Ce que Gide explique ici est encore plus profond, il explique que les sentiments ne sont pas quelque chose de totalement naturel. Ils sont aussi le fruit d'une construction culturelle et historique. Le petit peuple prendra l'existence de ces sentiments comme un état de fait, il les ressentira (amour, haine, vengeance) sans prendre la peine de les questionner. L'individu cultivé et sensible aura plus de chances de s'interroger sur la nature de ce qu'il ressent. Qu'est-ce qu'aimer ? Quelle valeur puis-je accorder à ce sentiment ? Ce n'est pas qu'il cherche par son intellectualisme à ne plus rien ressentir, c'est simplement qu'il cherche à comprendre ce qu'il ressent réellement. Les catégories sentimentales qu'on lui a présenté il ne les prend pas pour des vérités absolues, il les remet en question, pour, éventuellement, mieux se les approprier par la suite.
Chez le rustre rien de tout cela, il dira qu'il aime, parce qu'il faut bien aimer, ou il se vengera car il faut bien se venger, jamais il ne questionnera toutes ces catégories. Souvent même il ne ressentira en réalité pas grand chose, mais il fera comme si.
J'entends vos arguments, mais ils me semblent un peu biaisés par l'exemple de départ, sur lequel tout le reste s'appuie. Si, en effet, vous vous basez sur ce qu'éprouvent les délinquants, les criminels (en les considérant par principe comme représentatifs des classes populaires), vous ajoutez la pétition de principe au hors sujet. D'abord, les criminels ne viennent pas spécialement des classes populaires, ensuite et surtout, les criminels deviennent précisément des criminels à cause de leur faible capacité d'empathie, ce qui peut très bien se produire dans les hautes sphères de la société. Voyez Merkel, par exemple, et tous nos gouvernants, qui se moquent pas mal du mal qu'ils font aux gens tant que leur petit pouvoir et leurs avantages se maintiennent.
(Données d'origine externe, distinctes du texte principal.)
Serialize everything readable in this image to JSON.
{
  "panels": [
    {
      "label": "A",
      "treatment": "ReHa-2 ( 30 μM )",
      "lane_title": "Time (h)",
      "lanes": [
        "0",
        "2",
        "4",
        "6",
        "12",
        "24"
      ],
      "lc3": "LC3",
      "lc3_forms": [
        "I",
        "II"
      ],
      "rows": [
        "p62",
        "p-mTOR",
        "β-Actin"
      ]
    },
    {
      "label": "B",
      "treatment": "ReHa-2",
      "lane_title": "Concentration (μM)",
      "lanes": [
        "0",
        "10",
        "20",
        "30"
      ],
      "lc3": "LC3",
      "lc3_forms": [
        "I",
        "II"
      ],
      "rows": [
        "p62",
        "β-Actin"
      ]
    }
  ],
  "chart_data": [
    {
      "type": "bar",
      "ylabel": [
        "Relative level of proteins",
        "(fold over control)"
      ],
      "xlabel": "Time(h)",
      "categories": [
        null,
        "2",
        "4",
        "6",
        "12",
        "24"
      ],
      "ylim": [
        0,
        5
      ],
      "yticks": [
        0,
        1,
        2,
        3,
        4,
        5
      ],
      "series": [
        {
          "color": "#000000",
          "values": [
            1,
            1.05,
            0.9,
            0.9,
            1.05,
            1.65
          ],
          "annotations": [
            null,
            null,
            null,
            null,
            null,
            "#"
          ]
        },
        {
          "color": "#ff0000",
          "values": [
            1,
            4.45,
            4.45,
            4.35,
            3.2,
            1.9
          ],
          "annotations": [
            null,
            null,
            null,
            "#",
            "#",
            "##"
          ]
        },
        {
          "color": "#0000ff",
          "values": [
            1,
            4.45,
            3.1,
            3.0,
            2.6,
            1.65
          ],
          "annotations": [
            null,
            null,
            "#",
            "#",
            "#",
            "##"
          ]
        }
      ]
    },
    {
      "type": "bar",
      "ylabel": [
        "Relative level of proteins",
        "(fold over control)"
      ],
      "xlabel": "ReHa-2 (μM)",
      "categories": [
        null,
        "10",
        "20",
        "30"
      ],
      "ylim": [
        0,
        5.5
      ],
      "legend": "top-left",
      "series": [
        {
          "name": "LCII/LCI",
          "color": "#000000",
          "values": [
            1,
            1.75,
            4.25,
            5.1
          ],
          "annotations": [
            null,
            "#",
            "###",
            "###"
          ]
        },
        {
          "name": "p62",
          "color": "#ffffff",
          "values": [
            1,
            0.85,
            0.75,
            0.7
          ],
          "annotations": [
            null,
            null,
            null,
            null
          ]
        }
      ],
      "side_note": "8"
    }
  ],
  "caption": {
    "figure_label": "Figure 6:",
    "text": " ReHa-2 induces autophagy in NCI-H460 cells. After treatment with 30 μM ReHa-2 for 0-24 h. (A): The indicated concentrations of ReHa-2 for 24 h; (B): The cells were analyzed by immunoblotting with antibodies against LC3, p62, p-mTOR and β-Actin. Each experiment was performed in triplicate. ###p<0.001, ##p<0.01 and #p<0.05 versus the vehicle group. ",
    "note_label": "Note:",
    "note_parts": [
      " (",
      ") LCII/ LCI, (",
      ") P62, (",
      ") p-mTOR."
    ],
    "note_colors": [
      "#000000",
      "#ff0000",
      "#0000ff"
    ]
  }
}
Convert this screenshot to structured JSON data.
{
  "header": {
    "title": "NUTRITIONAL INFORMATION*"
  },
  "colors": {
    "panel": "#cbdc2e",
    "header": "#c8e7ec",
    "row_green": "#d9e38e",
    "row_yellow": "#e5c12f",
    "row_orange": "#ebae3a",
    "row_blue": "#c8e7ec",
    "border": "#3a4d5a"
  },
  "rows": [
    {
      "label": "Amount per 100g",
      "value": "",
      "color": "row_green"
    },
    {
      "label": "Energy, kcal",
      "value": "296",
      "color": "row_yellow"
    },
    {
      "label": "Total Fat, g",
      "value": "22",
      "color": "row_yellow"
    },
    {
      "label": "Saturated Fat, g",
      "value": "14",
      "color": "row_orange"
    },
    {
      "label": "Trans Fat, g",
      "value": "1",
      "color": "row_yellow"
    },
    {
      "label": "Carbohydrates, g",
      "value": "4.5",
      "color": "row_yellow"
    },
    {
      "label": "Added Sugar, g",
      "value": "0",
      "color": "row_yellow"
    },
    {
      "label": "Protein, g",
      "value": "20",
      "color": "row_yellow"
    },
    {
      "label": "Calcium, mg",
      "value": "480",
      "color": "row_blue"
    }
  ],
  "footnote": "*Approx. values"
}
SupprimerIl se trouve que je parlais d'expérience, moi aussi, mais pas auprès des délinquants. Les petites gens que je fréquente à haute dose, dans mon métier, viennent essentiellement de la ruralité paysanne pauvre. Figurez-vous que j'enseigne dans l'un des départements reconnus comme les plus pauvres de France (plus exactement dans l'un des départements où il y a le plus de pauvres), et, au sein de ce département, dans l'arrondissement le plus "défavorisé" (comme on dit maintenant). C'est aussi l'un des lieux les plus sûrs de France. Mes élèves sont polis et sympathiques. Il n'entre rien de malsain dans leur défense acharnée de la peine de mort ou leur détestation viscérale de la pédophilie. Je ne voudrais pas trop en faire, et donner l'impression de peindre ma campagne en rose, mais je suis sûr de ne vouloir échanger ma place contre aucune autre auprès "d'intellectuels" citadins.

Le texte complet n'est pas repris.